Analysis: Box-checkers and buybacks at Fasig-Tipton Mixed

by | Feb 1, 2017 | Breaking, Business, Regionwide, Top Stories

Hip 87 kicked up her heels at the Fasig-Tipton Midlantic Winter Mixed Sale. Photo by The Racing Biz.

by Frank Vespe

“I’m humbled,” said one consignor, sipping a beer, mid-afternoon on Sunday at the Fasig-Tipton Midlantic Winter Mixed Sale, after watching a couple of his short yearlings draw a collective shrug from the market.

He wasn’t alone.

The sale’s good news – an increased gross, more horses sold, more buyers – was tempered by the bad.  The average and median both fell versus 2015, and the buyback rate doubled from last year. The numbers weren’t exactly a shock; in fact, they were in line with, or even better than, the comparative numbers for recent Keeneland and Ocala sales.

“The middle market is weak, and the lower end is nonexistent,” said Larry Johnson, who sold five and bought one.

In the end, market participants said, it may have been the same old story.

“If you have a horse that checks all the boxes, everybody wants it,” Johnson explained.  “If they don’t [check the boxes], nobody does.”

Johnson’s Legacy Farm brought eight broodmares or broodmare prospects to the sale and got five of them sold.  That was a tough part of the market in which to play; the 42 broodmares sold brought an average price of $5,342, while the broodmare prospects averaged $6,430.  The racing/broodmare prospects fared no better, with a mean price of $5,485.

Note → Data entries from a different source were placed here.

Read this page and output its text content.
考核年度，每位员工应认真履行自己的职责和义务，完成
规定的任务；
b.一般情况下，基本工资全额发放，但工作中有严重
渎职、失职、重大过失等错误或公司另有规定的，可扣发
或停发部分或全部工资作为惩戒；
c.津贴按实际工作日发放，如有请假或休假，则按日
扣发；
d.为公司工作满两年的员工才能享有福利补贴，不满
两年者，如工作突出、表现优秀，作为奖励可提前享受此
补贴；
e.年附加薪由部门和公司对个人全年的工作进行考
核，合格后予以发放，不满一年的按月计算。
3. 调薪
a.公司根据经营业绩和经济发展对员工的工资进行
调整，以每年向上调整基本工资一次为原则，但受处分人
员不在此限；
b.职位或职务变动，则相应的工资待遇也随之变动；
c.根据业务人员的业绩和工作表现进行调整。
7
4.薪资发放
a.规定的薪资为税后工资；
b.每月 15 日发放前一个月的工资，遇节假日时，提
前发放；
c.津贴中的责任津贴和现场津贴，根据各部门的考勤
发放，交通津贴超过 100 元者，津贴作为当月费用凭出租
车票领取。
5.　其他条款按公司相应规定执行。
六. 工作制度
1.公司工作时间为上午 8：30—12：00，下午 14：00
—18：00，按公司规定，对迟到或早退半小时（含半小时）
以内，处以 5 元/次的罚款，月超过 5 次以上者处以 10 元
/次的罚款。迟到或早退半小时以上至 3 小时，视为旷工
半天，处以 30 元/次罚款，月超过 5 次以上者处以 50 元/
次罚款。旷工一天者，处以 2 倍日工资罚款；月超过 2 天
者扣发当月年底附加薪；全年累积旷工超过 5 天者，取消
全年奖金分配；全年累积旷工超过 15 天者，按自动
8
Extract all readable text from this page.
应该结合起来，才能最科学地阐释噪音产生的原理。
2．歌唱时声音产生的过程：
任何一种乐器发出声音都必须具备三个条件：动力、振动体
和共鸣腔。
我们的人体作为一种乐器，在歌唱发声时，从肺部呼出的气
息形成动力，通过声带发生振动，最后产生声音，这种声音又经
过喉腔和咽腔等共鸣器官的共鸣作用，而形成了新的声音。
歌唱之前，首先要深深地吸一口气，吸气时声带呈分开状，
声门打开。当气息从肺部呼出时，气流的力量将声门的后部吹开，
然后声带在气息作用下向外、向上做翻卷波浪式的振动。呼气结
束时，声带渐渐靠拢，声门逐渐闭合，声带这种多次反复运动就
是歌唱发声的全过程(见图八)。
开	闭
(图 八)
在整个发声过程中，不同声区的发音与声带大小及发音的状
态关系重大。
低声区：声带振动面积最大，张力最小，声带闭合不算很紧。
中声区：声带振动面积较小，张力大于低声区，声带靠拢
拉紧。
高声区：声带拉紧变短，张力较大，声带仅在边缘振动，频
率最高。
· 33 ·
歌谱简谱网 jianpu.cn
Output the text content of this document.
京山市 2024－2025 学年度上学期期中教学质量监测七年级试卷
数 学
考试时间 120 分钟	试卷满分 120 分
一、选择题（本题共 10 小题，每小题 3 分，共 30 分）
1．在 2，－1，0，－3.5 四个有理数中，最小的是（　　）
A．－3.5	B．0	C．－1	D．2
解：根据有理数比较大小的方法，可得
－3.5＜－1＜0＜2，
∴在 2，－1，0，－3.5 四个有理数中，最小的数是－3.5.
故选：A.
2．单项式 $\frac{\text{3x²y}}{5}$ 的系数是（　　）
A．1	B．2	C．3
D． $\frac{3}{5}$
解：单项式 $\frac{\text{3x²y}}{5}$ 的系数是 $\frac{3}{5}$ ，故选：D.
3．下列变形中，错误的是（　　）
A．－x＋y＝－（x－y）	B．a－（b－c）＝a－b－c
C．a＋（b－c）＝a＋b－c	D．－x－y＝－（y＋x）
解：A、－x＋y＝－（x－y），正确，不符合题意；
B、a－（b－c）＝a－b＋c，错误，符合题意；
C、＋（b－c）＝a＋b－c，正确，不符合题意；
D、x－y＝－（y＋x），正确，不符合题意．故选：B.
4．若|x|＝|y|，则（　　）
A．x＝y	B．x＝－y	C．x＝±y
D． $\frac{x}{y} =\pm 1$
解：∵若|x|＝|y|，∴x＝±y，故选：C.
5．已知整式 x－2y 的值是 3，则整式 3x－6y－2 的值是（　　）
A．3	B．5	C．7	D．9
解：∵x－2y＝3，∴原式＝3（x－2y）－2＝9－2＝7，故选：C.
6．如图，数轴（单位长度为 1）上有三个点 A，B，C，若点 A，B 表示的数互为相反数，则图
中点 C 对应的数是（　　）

One issue was the quality, or perceived quality, of the mares on offer.

“In the entire catalog, there were only a few mares that had a commercial bent to them,” said Bill Reightler, who consigned 41 of the 141 horses that sold at the event.

Carrie Brogden, buying for her Machmer Hall operation, agreed.  “A lot of the mares that were sold pregnant should never have walked into the breeding shed,” she said.

Certainly, there were some mares who possessed neither the race record nor breeding success necessary to interest the marketplace.

But the market was cool even to some of the mares that seemed likely to draw interest. The Reightler-consigned Baby Love, Hip 48, for example, is the dam of four six-figure earners, including current three-year-old Bonus Points, who is Grade 3-placed.  She was sold in foal to Super Ninety Nine and brought only $8,000.

That points to another challenge: the stallions standing in the mid-Atlantic mostly have yet to prove themselves.  They are critical to a healthy Timonium sale, but until they do prove themselves, the market will be cool towards them.

“There’s a distinct lack of commercial sire power in the region,” Johnson noted.  The region’s leading sire, Jump Start, stands for just $10,000, and no other regional stallion with current runners fetches a listed stud fee above $5,000.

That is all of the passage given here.